Annual global climate strike occurs Sept. 24, with low Houston turnout
Sept. 24 marked climate marches that occurred across the country, including one scheduled to occur in Houston. Rice Climate Alliance, a club dedicated to advocating for and educating students on the current climate crisis, did not attend due to the Houston march’s poor organization, according to Clara Ursic, the Rice Climate Alliance treasurer.
Rice Climate Alliance planned to attend the climate march in front of Houston’s city hall, but it was eventually cancelled due to low coverage and poor anticipated turnout in the Houston area, according to Ursic. Comparatively, around 2,000 students attended the New York City march on Sept. 24, with thousands of other demonstrations occurring around the globe.
Over 1,300 climate marches were registered to happen on Friday around the world, as part of Fridays for Future, which started during the climate marches in 2019. Ursic said she was disappointed that the Houston march was canceled, especially since Houston is a big city.
“There wasn’t really an organized strike, or at least there was such little information that we could get and there wasn’t really a big movement in the city,” Ursic said.
According to the National Oceanic and Atmospheric Administration, 2020 was a historic year of weather extremes, with a record of 22 separate billion-dollar weather disasters in the United States alone. with current changing weather patterns attributed to climate change, one being the fact that on average, there are seven natural disasters per year, evidence points to irreversible future consequences.
Richard Johnson, sponsor of the Rice Climate Alliance, wrote in an email to the Thresher that he believes the planet is currently approaching a turning point, climate-wise.
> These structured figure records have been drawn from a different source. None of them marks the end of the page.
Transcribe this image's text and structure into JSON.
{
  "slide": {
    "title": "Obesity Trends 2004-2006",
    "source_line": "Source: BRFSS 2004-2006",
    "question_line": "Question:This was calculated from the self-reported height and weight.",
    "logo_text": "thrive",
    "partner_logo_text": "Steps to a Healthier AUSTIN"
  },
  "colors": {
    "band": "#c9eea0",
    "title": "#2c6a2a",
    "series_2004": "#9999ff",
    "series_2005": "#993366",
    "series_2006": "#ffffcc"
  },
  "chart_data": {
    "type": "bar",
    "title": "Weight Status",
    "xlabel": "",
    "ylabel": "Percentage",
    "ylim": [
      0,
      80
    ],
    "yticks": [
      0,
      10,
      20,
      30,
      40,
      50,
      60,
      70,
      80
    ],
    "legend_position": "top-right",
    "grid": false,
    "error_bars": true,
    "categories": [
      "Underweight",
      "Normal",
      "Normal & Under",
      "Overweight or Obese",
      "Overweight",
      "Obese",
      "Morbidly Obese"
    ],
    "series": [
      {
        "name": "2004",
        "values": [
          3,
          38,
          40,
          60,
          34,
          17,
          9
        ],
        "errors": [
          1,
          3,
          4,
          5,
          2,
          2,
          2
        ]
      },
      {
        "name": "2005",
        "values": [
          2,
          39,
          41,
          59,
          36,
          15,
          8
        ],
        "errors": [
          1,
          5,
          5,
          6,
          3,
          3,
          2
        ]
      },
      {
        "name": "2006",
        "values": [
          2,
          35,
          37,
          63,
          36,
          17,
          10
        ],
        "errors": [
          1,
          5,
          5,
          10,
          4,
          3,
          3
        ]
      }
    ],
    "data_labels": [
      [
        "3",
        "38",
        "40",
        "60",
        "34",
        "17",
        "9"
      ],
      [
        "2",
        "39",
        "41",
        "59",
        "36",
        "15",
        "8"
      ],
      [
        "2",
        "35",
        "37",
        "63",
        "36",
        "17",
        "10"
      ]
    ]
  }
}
“Experts suggest that once we hit 1.5 degrees Celsius – in other words, when we add just another half degree Celsius of warming on top of the one degree that has already happened – things will truly go from bad to worse,” Johnson, executive director of Rice’s Sustainability Program, said. “And at 2 degrees Celsius – another full degree of warming – we get into potentially dystopian scenarios. In short, we need to be deeply concerned.”
Johnson said that climate change can affect certain communities more than others.
“We need to be mindful that the impacts of climate change fall disproportionately on historically disenfranchised populations, and as temperatures continue to rise, this will only get worse,” Johnson said. “Now more than ever, we need to look out for each other.”
Ursic also said climate change impacts people disproportionately, such as lower-income communities. Ursic said the most glaring issue to her is the fact that future generations will not be able to have the same opportunities as people do now.
“[Combating climate change is] about ensuring that as time goes on the Earth is fit for future generations,” Ursic said.
Ursic said the Rice Climate Alliance has several projects planned for the upcoming semester to take action.
“I think as a university, we could do a lot,” Ursic said, “For example, one of our main projects is the Divestment Initiative. We’re trying to research a lot about divesting from fossil fuels and then reinvesting in renewables.”
Johnson said that all students are involved in the climate crisis, even if they are not associated with a particular cause.
“You’re already involved, regardless of whether you identify as being part of any particular climate cause or not,” Johnson said. “Be energized by the thought that we collectively have the opportunity to remake the world for the better. It’s not the situation we asked for, but it’s the defining moment that’s upon us.”